This article is part of the Mtbr’s Enduro Compare-O. See all the stories in this special section here–http://reviews.mtbr.com/category/enduro-compare-o-2014
BEST OF TEST WINNER: BEST ENDURO RACE BIKE
While a large percentage of our high-dollar fleet inherently has podium potential, Santa Cruz’s much vaunted Bronson Carbon goes to the top step. Slack and stable, galloping fast and eager to attack, the Bronson has that extra je ne sais quoi to nip the field at the line. Undoubtedly the smart, high-zoot build helps, but at the heart of it, Bronson’s stiff, responsive and fun-to-ride chassis wins the day. And not just Race Day, but everyday, because even on some idle Tues-day, throwing your leg over a Bronson Carbon is a victory in itself.
See the rest of the award winners here.
In the 1972 action-thriller The Mechanic, Charles Bronson plays a sophisticated man who enjoys classical music, fine wine and collects art. Despite his refined tastes, however, he makes his living as a hit man that meticulously and precisely plans and executes his kills. And while Santa Cruz’s Bronson (the bicycle) was actually named for the street of their former headquarters, one can’t help but see the similarities between movie and mountain bike. The latter looks every bit a sophisticated objet d’art, but when put in motion delivers a performance nothing short of killer.
As we mentioned in our First Look at the Bronson Carbon, the much-hyped 27.5-inch wheel superbike had no shortage of fanboys (and girls) within our test crew.

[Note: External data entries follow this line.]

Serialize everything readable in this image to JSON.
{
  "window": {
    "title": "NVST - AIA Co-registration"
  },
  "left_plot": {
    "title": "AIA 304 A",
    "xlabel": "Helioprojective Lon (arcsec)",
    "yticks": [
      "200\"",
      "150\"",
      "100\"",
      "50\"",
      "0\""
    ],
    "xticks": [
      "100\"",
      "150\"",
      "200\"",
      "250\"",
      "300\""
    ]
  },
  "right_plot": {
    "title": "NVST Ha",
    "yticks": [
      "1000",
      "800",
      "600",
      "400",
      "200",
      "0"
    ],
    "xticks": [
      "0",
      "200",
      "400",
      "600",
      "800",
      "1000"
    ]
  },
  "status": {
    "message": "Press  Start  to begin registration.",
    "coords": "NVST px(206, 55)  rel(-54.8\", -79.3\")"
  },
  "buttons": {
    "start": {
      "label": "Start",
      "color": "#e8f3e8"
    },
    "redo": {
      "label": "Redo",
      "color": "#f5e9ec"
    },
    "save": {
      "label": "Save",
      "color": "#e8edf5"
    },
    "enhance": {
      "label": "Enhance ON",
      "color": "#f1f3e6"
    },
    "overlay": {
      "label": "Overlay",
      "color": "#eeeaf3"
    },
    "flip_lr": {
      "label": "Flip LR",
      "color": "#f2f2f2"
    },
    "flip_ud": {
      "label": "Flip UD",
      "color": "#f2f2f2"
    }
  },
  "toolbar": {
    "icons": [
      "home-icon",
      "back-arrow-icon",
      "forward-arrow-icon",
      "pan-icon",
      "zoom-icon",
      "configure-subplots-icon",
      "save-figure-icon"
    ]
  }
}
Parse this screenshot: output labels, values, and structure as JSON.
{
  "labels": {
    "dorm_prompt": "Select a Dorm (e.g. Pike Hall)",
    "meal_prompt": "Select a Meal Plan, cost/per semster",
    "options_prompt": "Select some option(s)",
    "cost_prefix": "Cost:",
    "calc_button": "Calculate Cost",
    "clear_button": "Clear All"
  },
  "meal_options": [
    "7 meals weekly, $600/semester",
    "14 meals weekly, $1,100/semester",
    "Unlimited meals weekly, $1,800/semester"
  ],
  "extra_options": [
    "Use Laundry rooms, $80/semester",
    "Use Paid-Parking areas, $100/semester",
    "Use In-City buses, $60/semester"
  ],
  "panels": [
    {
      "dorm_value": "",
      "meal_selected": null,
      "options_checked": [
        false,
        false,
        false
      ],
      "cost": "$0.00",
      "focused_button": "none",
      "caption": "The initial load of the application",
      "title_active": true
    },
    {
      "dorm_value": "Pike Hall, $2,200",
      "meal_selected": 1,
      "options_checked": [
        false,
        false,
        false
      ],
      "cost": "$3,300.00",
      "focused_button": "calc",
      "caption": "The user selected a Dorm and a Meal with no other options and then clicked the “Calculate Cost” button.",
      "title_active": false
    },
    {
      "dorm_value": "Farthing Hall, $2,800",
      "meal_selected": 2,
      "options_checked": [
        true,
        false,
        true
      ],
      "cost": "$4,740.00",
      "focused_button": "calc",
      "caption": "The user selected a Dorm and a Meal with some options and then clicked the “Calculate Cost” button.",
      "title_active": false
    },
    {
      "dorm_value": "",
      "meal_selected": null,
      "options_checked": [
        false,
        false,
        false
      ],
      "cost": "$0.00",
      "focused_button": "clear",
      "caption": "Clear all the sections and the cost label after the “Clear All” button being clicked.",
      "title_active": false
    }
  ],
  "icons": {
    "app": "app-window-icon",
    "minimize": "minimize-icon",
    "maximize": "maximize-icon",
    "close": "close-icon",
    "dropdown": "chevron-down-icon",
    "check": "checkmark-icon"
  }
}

Few, however, had thrown a leg over one—let alone one that cost $10,000 and came spec’d with an XX1 drivetrain and Enve carbon wheels. But once they did, the anticipation immediately turned to accolades.
“I actually had adrenaline shakes for the first 20 minutes of riding this bike—that’s how fast it felt,” said one rider who is no stranger to speed. “It’s quick, nimble, agile, capable, and ready to attack anything—a rowdy bike with a touch of refinement.”
Those comments reflect the unanimous sentiment of our test crew who collectively likened the Bronson to a rally car—“souped-up, fast, incredibly grippy and ready to attack stage-after-stage,” as one rider put it.
Photo by Tyler Frasca.
Of carbon goodness and VPP machanations
At the heart of Bronson’s inspired performance is the bike’s stunningly stiff yet light weight carbon frameset. Santa Cruz’s Virtual Pivot Point (VPP) suspension system manages the rear end’s 150mm of travel creating a ride that’s supple across the entire range of potential impacts.
“I felt the Bronson had a really wide range of capability,” explained one rider. “It was supple on smaller, rapid-fire hits, but managed bigger impacts well too. Square-edge hits, braking bumps and even drop-to-flat, I always felt the suspension was in its element.”
Indeed, conversation about the Bronson seemed often to shortcut directly to its descending acumen, in both rough and smooth conditions.
“The trails at Demo aren’t really bermed,” observed one rider. “But the Bronson seemed to encourage you to lean it over, and the bike responded quickly, slingshotting you through a turn’s exit.
“I wasn’t really trying to pin it, but the bike just has a way of organically making speed,” he continued. “Often I didn’t realize how fast I was going until I got on the brakes.”
Keeping it on the up-and-up
Though the Bronson makes a pretty good case as an all-arounder, a few riders found some nits to pick with the bike’s climbing ability.
“The bike’s suspension worked great on steep, technical climbing sections,” observed one rider. “However, I had difficulty finding the sweet spot in terms of front/rear balance. The front end generally wanted to float up on steep pitches. Shifting my weight forward compromised rear traction.”
Photo by Tyler Frasca.
Another rider concurred but suspected it might be related to chainring spec.
“I couldn’t seem to keep the front wheel firmly planted on the ground, it was too light in the front end,” he suspected. “The large 34-tooth chainring spec’d with the XX1 system didn’t help matters on the steep techy stuff.”
Other riders—particularly ones intimately familiar with VPP bikes—felt the 26.94-pound Bronson climbed without issue.
“This bike climbs neither like an XC racer nor a pig, but it ascends reasonably well for its intent,” one rider commented. “With the CTD shock, I lock it out for the long fire road slogs and pretty much leave it in Trail for everything else and find it exceptional.”